The NRL's concussion protocols will be applied to the inaugural Women's Premiership in September although the female players will have an updated set of computer tests not presently used in the Telstra Premiership.
The NRL's chief medical officer Dr Paul Bloomfield said the present computerised neurocognitive tests, which players must do at the first training session after a concussion to assess whether they can return for the next match, has been revamped.
The new tests will be used during the upcoming women's competition, featuring the Broncos, Dragons, Sydney Roosters and Warriors.
But they cannot be implemented by the NRL mid-season because player histories as far as head knocks and concussions are concerned were set up in the pre-season.
From November 1, the new computer tests will be available to NRL clubs as well.
"The plan is to have exactly the same rules for the head injury assessments for women and men, because there's no need for them to be any different," Bloomfield said.
"But further research is needed with regards to women being more prone to getting concussion or not. The international consensus doesn't have definitive answers to that but has called for further research into that area.
"Women potentially take longer to recover ... it's theory at this stage and could be due their to different hormone levels to men.
"But each player is treated individually, so if their symptoms take longer to recover – whether male or female – they'll be treated the way they presented."
In a wide-ranging media briefing on Thursday, Dr Bloomfield also said:
- No decision has been made yet on whether an independent doctor will be present at all three games of the 2018 Holden State of Origin series
- In 90 percent of concussion cases, players are fully healed within 10 to 14 days
- The NRL is considering plans to have 'spotters' at NRL games
- From 2019, every NRL club will have an assistant medical officer, so two doctors at matches
Spotters are already used at NFL and NHL matches in the United States.
"It is something we have trialled so we'll continue to look into it," Bloomfield said Wednesday.
"We're looking at more and more tools to support the club doctors. In some international codes like NFL and NHL they have them but the ultimate decision to return a player ultimately lies with the club doctor.
"But both codes have spotters ... or at least they are called 'athletic trainers' in the US. They are people with a tertiary degree in some kind of sports science and are also accredited by their sports."
The NRL trialled spotters in the 2017 Origin series. There is no definitive data they picked up concussion symptoms the NSW and Queensland team doctors didn't.

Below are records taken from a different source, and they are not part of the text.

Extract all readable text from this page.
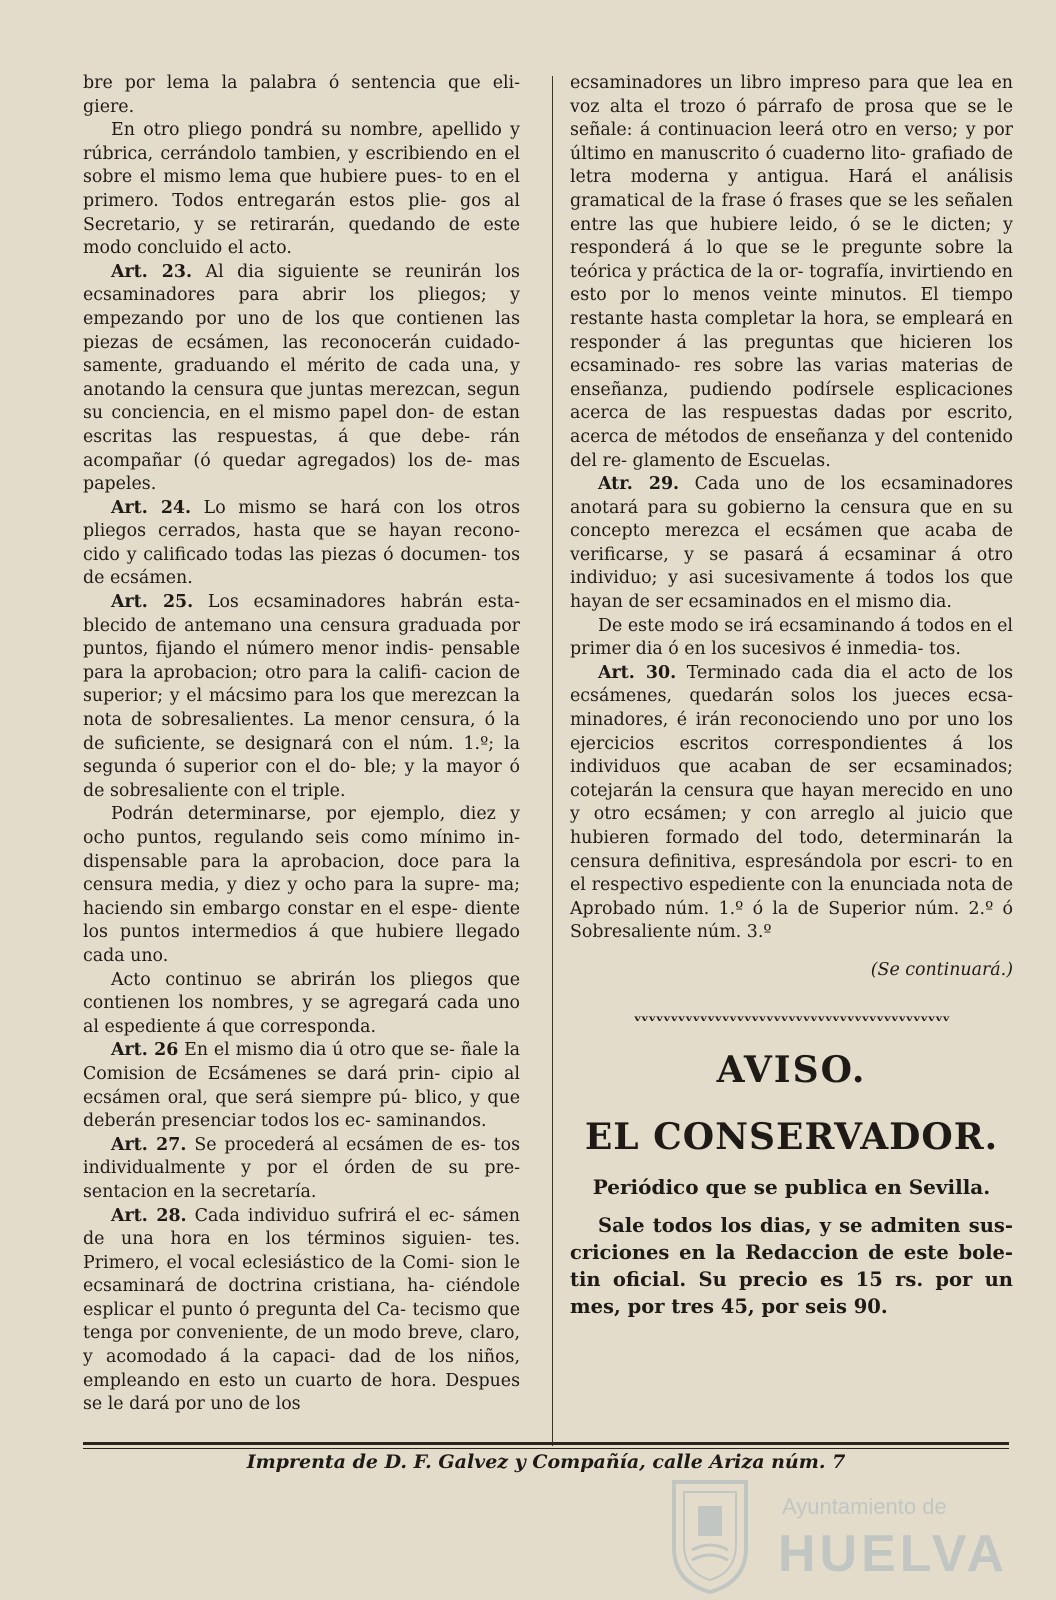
bre por lema la palabra ó sentencia que eli- giere.

En otro pliego pondrá su nombre, apellido y rúbrica, cerrándolo tambien, y escribiendo en el sobre el mismo lema que hubiere pues- to en el primero. Todos entregarán estos plie- gos al Secretario, y se retirarán, quedando de este modo concluido el acto.

Art. 23. Al dia siguiente se reunirán los ecsaminadores para abrir los pliegos; y empezando por uno de los que contienen las piezas de ecsámen, las reconocerán cuidado- samente, graduando el mérito de cada una, y anotando la censura que juntas merezcan, segun su conciencia, en el mismo papel don- de estan escritas las respuestas, á que debe- rán acompañar (ó quedar agregados) los de- mas papeles.

Art. 24. Lo mismo se hará con los otros pliegos cerrados, hasta que se hayan recono- cido y calificado todas las piezas ó documen- tos de ecsámen.

Art. 25. Los ecsaminadores habrán esta- blecido de antemano una censura graduada por puntos, fijando el número menor indis- pensable para la aprobacion; otro para la califi- cacion de superior; y el mácsimo para los que merezcan la nota de sobresalientes. La menor censura, ó la de suficiente, se designará con el núm. 1.º; la segunda ó superior con el do- ble; y la mayor ó de sobresaliente con el triple.

Podrán determinarse, por ejemplo, diez y ocho puntos, regulando seis como mínimo in- dispensable para la aprobacion, doce para la censura media, y diez y ocho para la supre- ma; haciendo sin embargo constar en el espe- diente los puntos intermedios á que hubiere llegado cada uno.

Acto continuo se abrirán los pliegos que contienen los nombres, y se agregará cada uno al espediente á que corresponda.

Art. 26 En el mismo dia ú otro que se- ñale la Comision de Ecsámenes se dará prin- cipio al ecsámen oral, que será siempre pú- blico, y que deberán presenciar todos los ec- saminandos.

Art. 27. Se procederá al ecsámen de es- tos individualmente y por el órden de su pre- sentacion en la secretaría.

Art. 28. Cada individuo sufrirá el ec- sámen de una hora en los términos siguien- tes. Primero, el vocal eclesiástico de la Comi- sion le ecsaminará de doctrina cristiana, ha- ciéndole esplicar el punto ó pregunta del Ca- tecismo que tenga por conveniente, de un modo breve, claro, y acomodado á la capaci- dad de los niños, empleando en esto un cuarto de hora. Despues se le dará por uno de los

ecsaminadores un libro impreso para que lea en voz alta el trozo ó párrafo de prosa que se le señale: á continuacion leerá otro en verso; y por último en manuscrito ó cuaderno lito- grafiado de letra moderna y antigua. Hará el análisis gramatical de la frase ó frases que se les señalen entre las que hubiere leido, ó se le dicten; y responderá á lo que se le pregunte sobre la teórica y práctica de la or- tografía, invirtiendo en esto por lo menos veinte minutos. El tiempo restante hasta completar la hora, se empleará en responder á las preguntas que hicieren los ecsaminado- res sobre las varias materias de enseñanza, pudiendo podírsele esplicaciones acerca de las respuestas dadas por escrito, acerca de métodos de enseñanza y del contenido del re- glamento de Escuelas.

Atr. 29. Cada uno de los ecsaminadores anotará para su gobierno la censura que en su concepto merezca el ecsámen que acaba de verificarse, y se pasará á ecsaminar á otro individuo; y asi sucesivamente á todos los que hayan de ser ecsaminados en el mismo dia.

De este modo se irá ecsaminando á todos en el primer dia ó en los sucesivos é inmedia- tos.

Art. 30. Terminado cada dia el acto de los ecsámenes, quedarán solos los jueces ecsa- minadores, é irán reconociendo uno por uno los ejercicios escritos correspondientes á los individuos que acaban de ser ecsaminados; cotejarán la censura que hayan merecido en uno y otro ecsámen; y con arreglo al juicio que hubieren formado del todo, determinarán la censura definitiva, espresándola por escri- to en el respectivo espediente con la enunciada nota de Aprobado núm. 1.º ó la de Superior núm. 2.º ó Sobresaliente núm. 3.º

(Se continuará.)

ᵥᵥᵥᵥᵥᵥᵥᵥᵥᵥᵥᵥᵥᵥᵥᵥᵥᵥᵥᵥᵥᵥᵥᵥᵥᵥᵥᵥᵥᵥᵥᵥᵥᵥᵥᵥᵥᵥᵥᵥᵥᵥᵥ
AVISO.
EL CONSERVADOR.
Periódico que se publica en Sevilla.

Sale todos los dias, y se admiten sus- criciones en la Redaccion de este bole- tin oficial. Su precio es 15 rs. por un mes, por tres 45, por seis 90.

Imprenta de D. F. Galvez y Compañía, calle Ariza núm. 7
Ayuntamiento de
HUELVA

"It was hard to know because as soon as they spotted it the doctors were alerted to it. They were in contact with officials on the sideline who communicated it to [Qld/NSW] team doctors," Bloomfield said.
"It's not just the logistics of it but we need to look into whether spotters could pick up more than is already being picked up by doctors."
Turning to assistant doctors, Bloomfield said "several" NRL clubs already employ them. But it will be mandatory for all 16 clubs from 2019.
"If the doctor is inside doing something, then there's another on the sideline,'' he said.
"Because concussion is a difficult and complex thing, the team doctor will then have the opportunity to discuss it with somebody who also knows the players well.
"It's like a pilot and co-pilot scenario, so if the pilot wants a second opinion, they've got someone there ready and prepared to talk to them."
On the subject of having independent doctors, Bloomfield said a recent worldwide rugby union study showed the team doctor was more conservative with returning players after a head knock, than the independent doctors.
"The independent doctors at rugby are only at international games and Super Rugby level," Bloomfield said.
"It's not saying the independent doctors are making bad decisions, but that the team doctor knew the players better, or at least recognised subtle changes quicker."